ちなみに最も厳しいアクセス権は拒否になります。
では、次に一人の人が複数のグループに所属し、いろいろな権利が付与されている場合に
ついて考えてみましょう。
これは共有フォルダのアクセス権も NTFS のアクセス権も同じですから、NTFS としてお話します。
例えば、鈴木さんが次の二つのグループに所属し、アクセス権が設定されているとします。
営業: 読み取り
営業管理:フルコントロール
このとき鈴木さんに適用されるアクセス権は何になるのでしょうか?
答えは、フルコントロールです。
NTFS だけで見た場合は、もっとも
権利の大きいものが適用されるのです。
これは先ほどの共有フォルダのアクセス権と NTFS のアクセス権の評価とは違いますね。
ただし、やっぱり拒否のアクセス権は、すべてにおいて優先されます。
では、より実践的な例で考えて見ましょう。
鈴木さんは、営業、営業管理グループに所属しているとします。
それぞれ以下のようなアクセス権がある場合、ネットワーク経由での共有フォルダへの
アクセス権として何が適用されるのでしょうか?
NTFS
・営業: 読み取り
・営業管理: フルコントロール
共有フォルダ
・everyone: 読み取り
・営業: 変更
さー、みんなで考えよう!
パラパラ、スカスカカッチン、スチャスチャ、ドッカン!
さー、答えは分かったかな?
ファイナル アンサー?
答えは、変更のアクセス権です。
さて、解説です。
まずは、共有フォルダのアクセス権と NTFS のアクセス権で別々に評価するんです。

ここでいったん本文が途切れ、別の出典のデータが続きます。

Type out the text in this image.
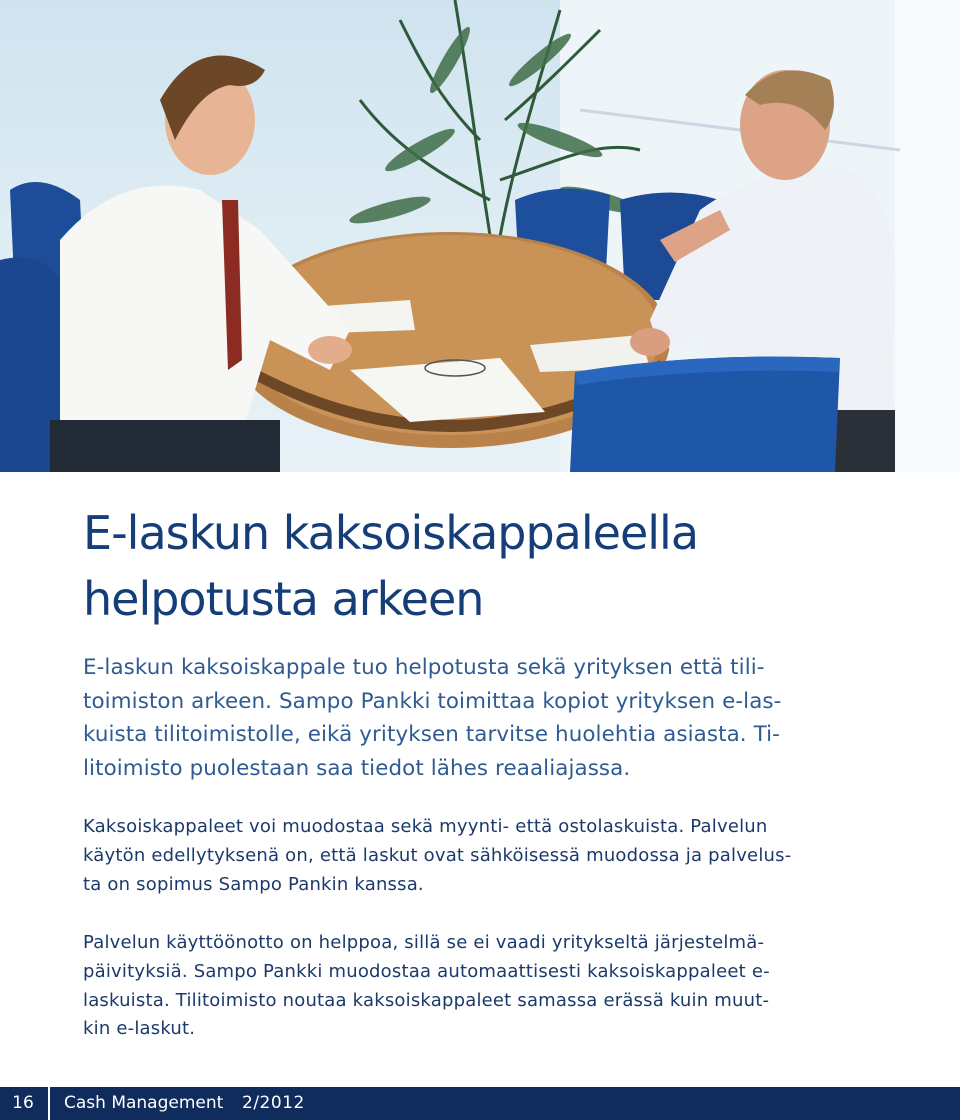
E-laskun kaksoiskappaleella
helpotusta arkeen
E-laskun kaksoiskappale tuo helpotusta sekä yrityksen että tili-
toimiston arkeen. Sampo Pankki toimittaa kopiot yrityksen e-las-
kuista tilitoimistolle, eikä yrityksen tarvitse huolehtia asiasta. Ti-
litoimisto puolestaan saa tiedot lähes reaaliajassa.
Kaksoiskappaleet voi muodostaa sekä myynti- että ostolaskuista. Palvelun
käytön edellytyksenä on, että laskut ovat sähköisessä muodossa ja palvelus-
ta on sopimus Sampo Pankin kanssa.
Palvelun käyttöönotto on helppoa, sillä se ei vaadi yritykseltä järjestelmä-
päivityksiä. Sampo Pankki muodostaa automaattisesti kaksoiskappaleet e-
laskuista. Tilitoimisto noutaa kaksoiskappaleet samassa erässä kuin muut-
kin e-laskut.
16	Cash Management 2/2012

この評価では、最も権利があるものが適用されるわけですから、
NTFS では、フルコントロール。
共有フォルダのアクセス権では変更が適用されます。
次に、この二つの権利の評価です。
共有フォルダのアクセス権と NTFS のアクセス権の評価では、より権利が低いものが適用される
わけですから、このケースでは変更が適用されるんですね。
お分かりいただけましたか?
最後に運用に関するヒントを差し上げます。
共有フォルダとNTFS のアクセス権を駆使することは、実際の運用では混乱することが多々あります。
両方のアクセス権をチェックする必要があるわけですから当然ですよね。
そこで共有フォルダのアクセス権は everyone に対してフルコントロールを与え、
NTFS のみで制御することをオススメします。
こうすることで、NTFS のみでアクセス権を評価できるので、アクセス権にまつわる
トラブルシューティングを簡素化できるんですね。